The brief the Liverpool striker had at his side when he faced the FA might have had an OBE, but he could never hope to match the intrepid exploiters of loopholes and semantics at the disposal of most GAA clubs. You may think shame alone would deter these resourceful characters from picking apart an open-and-shut racism case. But if it made sure their best man lined out in the county semi-final? We have seen shame shouted down before.
Surely, the simpler solution would be to rectify the current laws that make some people on a GAA pitch more equal than others.
Any threatening or abusive language or conduct towards an official currently, according to rule, earns a red card.
The same tirade or gesture towards an opponent or teammate is worthy only of a black card, recently upgraded from yellow. Throw in another upgrade to red; give the current sledging bubble a soft landing, and spare us the inevitable DRA hearing exploring what constitutes racist language.
Dark forces fire timely reminder
So, the dark forces that Richard Keys has often told us about are still out there. Watching and waiting. And they have acted decisively when Andy Gray looked set to rehabilitate himself on British TV screens.

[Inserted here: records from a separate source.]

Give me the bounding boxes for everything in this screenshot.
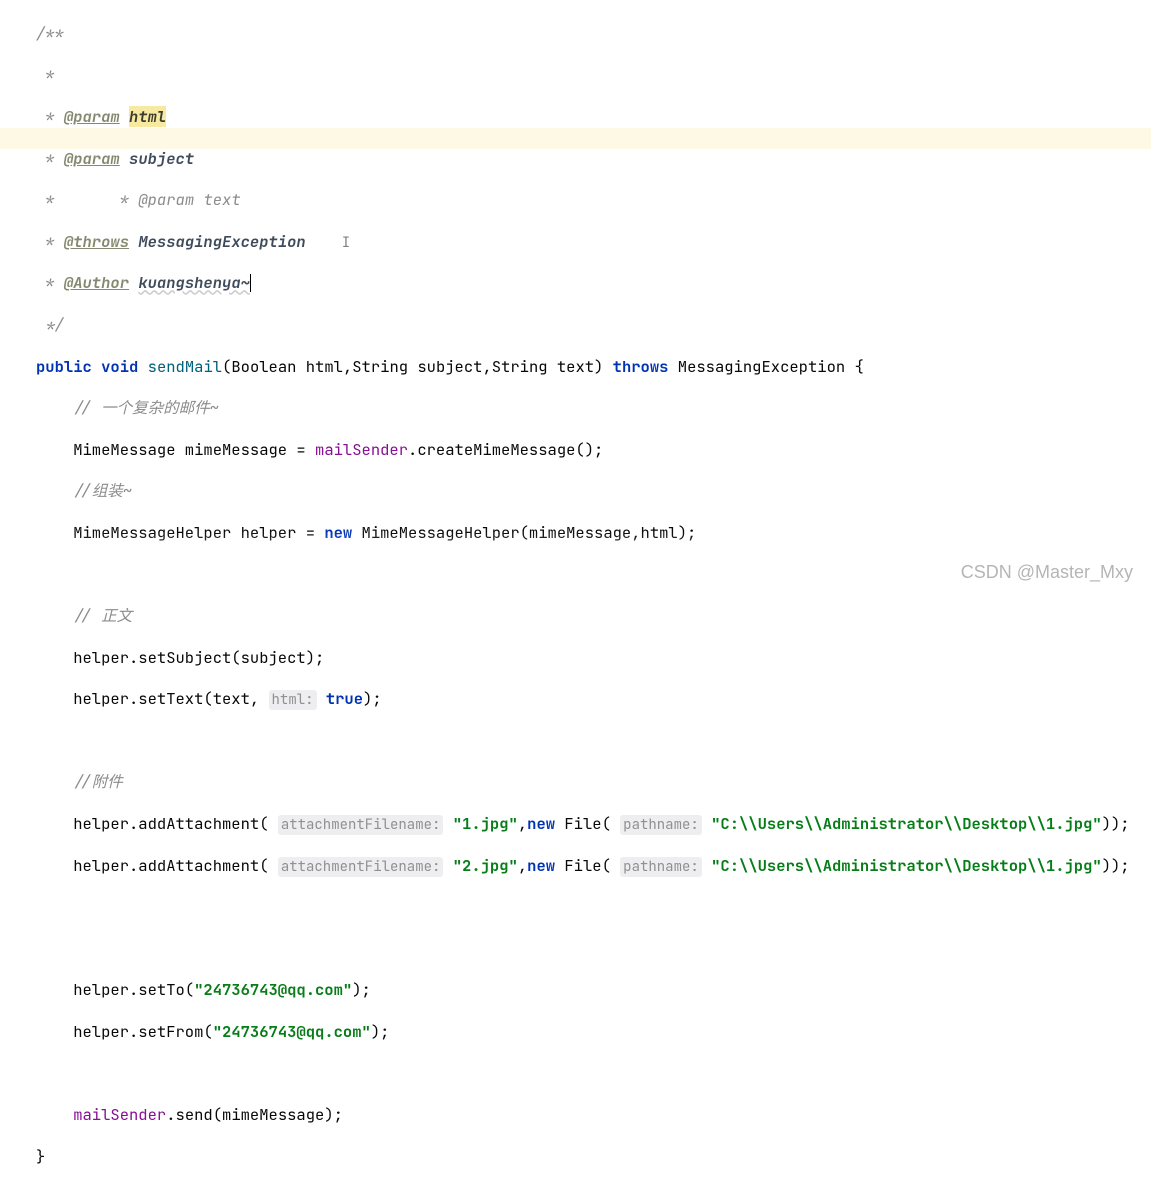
file-close: )); (1102, 813, 1130, 834)
close-paren: ); (352, 979, 371, 1000)
param-text: text (203, 189, 240, 210)
method-name: sendMail (148, 356, 222, 377)
doc-open: /** (36, 23, 64, 44)
code-editor[interactable]: /** * * @param html * @param subject * *… (0, 0, 1151, 1182)
param-html: html (129, 106, 166, 127)
param-tag-inner: @param (138, 189, 194, 210)
set-to-a: helper.setTo( (73, 979, 194, 1000)
hint-attfile: attachmentFilename: (278, 857, 444, 877)
kw-new: new (324, 522, 352, 543)
close-paren: ); (371, 1021, 390, 1042)
send-call: .send(mimeMessage); (166, 1104, 343, 1125)
hint-pathname: pathname: (620, 857, 702, 877)
text-caret-indicator: I (342, 234, 350, 252)
helper-decl: MimeMessageHelper helper = (73, 522, 324, 543)
add-att-a: helper.addAttachment( (73, 855, 278, 876)
str-path: "C:\\Users\\Administrator\\Desktop\\1.jp… (711, 855, 1102, 876)
file-close: )); (1102, 855, 1130, 876)
exception-type: MessagingException (678, 356, 845, 377)
kw-new: new (527, 855, 555, 876)
param-tag: @param (64, 106, 120, 127)
doc-star: * (36, 64, 55, 85)
comma: , (518, 855, 527, 876)
set-subject: helper.setSubject(subject); (73, 647, 324, 668)
field-mailsender: mailSender (73, 1104, 166, 1125)
watermark: CSDN @Master_Mxy (961, 562, 1133, 583)
str-path: "C:\\Users\\Administrator\\Desktop\\1.jp… (711, 813, 1102, 834)
kw-true: true (326, 688, 363, 709)
author-val: kuangshenya~ (138, 272, 250, 293)
set-text-b: ); (363, 688, 382, 709)
param-tag: @param (64, 148, 120, 169)
comma: , (518, 813, 527, 834)
file-open: File( (555, 855, 620, 876)
kw-void: void (101, 356, 138, 377)
file-open: File( (555, 813, 620, 834)
comment-1: // 一个复杂的邮件~ (73, 397, 219, 418)
open-brace: { (845, 356, 864, 377)
comment-4: //附件 (73, 771, 123, 792)
str-1jpg: "1.jpg" (453, 813, 518, 834)
hint-html: html: (269, 690, 317, 710)
close-brace: } (36, 1146, 45, 1167)
doc-close: */ (36, 314, 64, 335)
throws-tag: @throws (64, 231, 129, 252)
throws-val: MessagingException (138, 231, 305, 252)
str-2jpg: "2.jpg" (453, 855, 518, 876)
str-email: "24736743@qq.com" (213, 1021, 371, 1042)
kw-public: public (36, 356, 92, 377)
param-subject: subject (129, 148, 194, 169)
set-from-a: helper.setFrom( (73, 1021, 213, 1042)
helper-ctor: MimeMessageHelper(mimeMessage,html); (352, 522, 696, 543)
comment-3: // 正文 (73, 605, 132, 626)
method-params: (Boolean html,String subject,String text… (222, 356, 613, 377)
author-tag: @Author (64, 272, 129, 293)
create-call: .createMimeMessage(); (408, 439, 603, 460)
field-mailsender: mailSender (315, 439, 408, 460)
kw-new: new (527, 813, 555, 834)
add-att-a: helper.addAttachment( (73, 813, 278, 834)
comment-2: //组装~ (73, 480, 132, 501)
text-cursor-icon (250, 274, 252, 292)
str-email: "24736743@qq.com" (194, 979, 352, 1000)
kw-throws: throws (613, 356, 669, 377)
hint-attfile: attachmentFilename: (278, 815, 444, 835)
set-text-a: helper.setText(text, (73, 688, 268, 709)
mime-decl: MimeMessage mimeMessage = (73, 439, 315, 460)
hint-pathname: pathname: (620, 815, 702, 835)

Andy mightn’t exactly have smashed it on FA Cup duty for BT Sport at Stevenage-Everton, but his familiar brand of Bob The Builder-style, self-inquisitory co-commentary — “Can he reach that? Yes, he can” — provided some relief to subscribers who have endured six months of Michael Owen.
Six months, during which it has become clear — surely even to BT — that the one thing that might loosen football’s hold on the hearts and minds is Michael Owen explaining football.
So Andy must have been close — maybe one more emotional interview regretting his sexist past — to having it all back.
But sure enough, another old clip appeared, with Andy and Keysy inviting Sky’s Claire Tomlinson to get her “tits out for the lads”, and Andy throwing in a bonus request to give her “fronties a tweak for the lads”.
It was cynical timing, alright, by the dark forces. But maybe they were reminding hearts and minds that we don’t know the half of it with these fellas.
HEROES & VILLAINS
STAIRWAY TO HEAVEN
Sam Allardyce (above): “Out-tacticed” is an early contender for word of 2014 from the 19th century strategist.
Wayne Rooney: Enjoys a 100% record as United boss since he took over from David Moyes.
HELL IN A HANDCART
South Carolina high-school student: Admitted this week to pouring bleach into the opposing team’s Gatorade cooler at a basketball game. That’s just not cool, kid.
Jim White: I’ve written this before he’s even started the Deadline Day countdown but he disturbed you last night, didn’t he?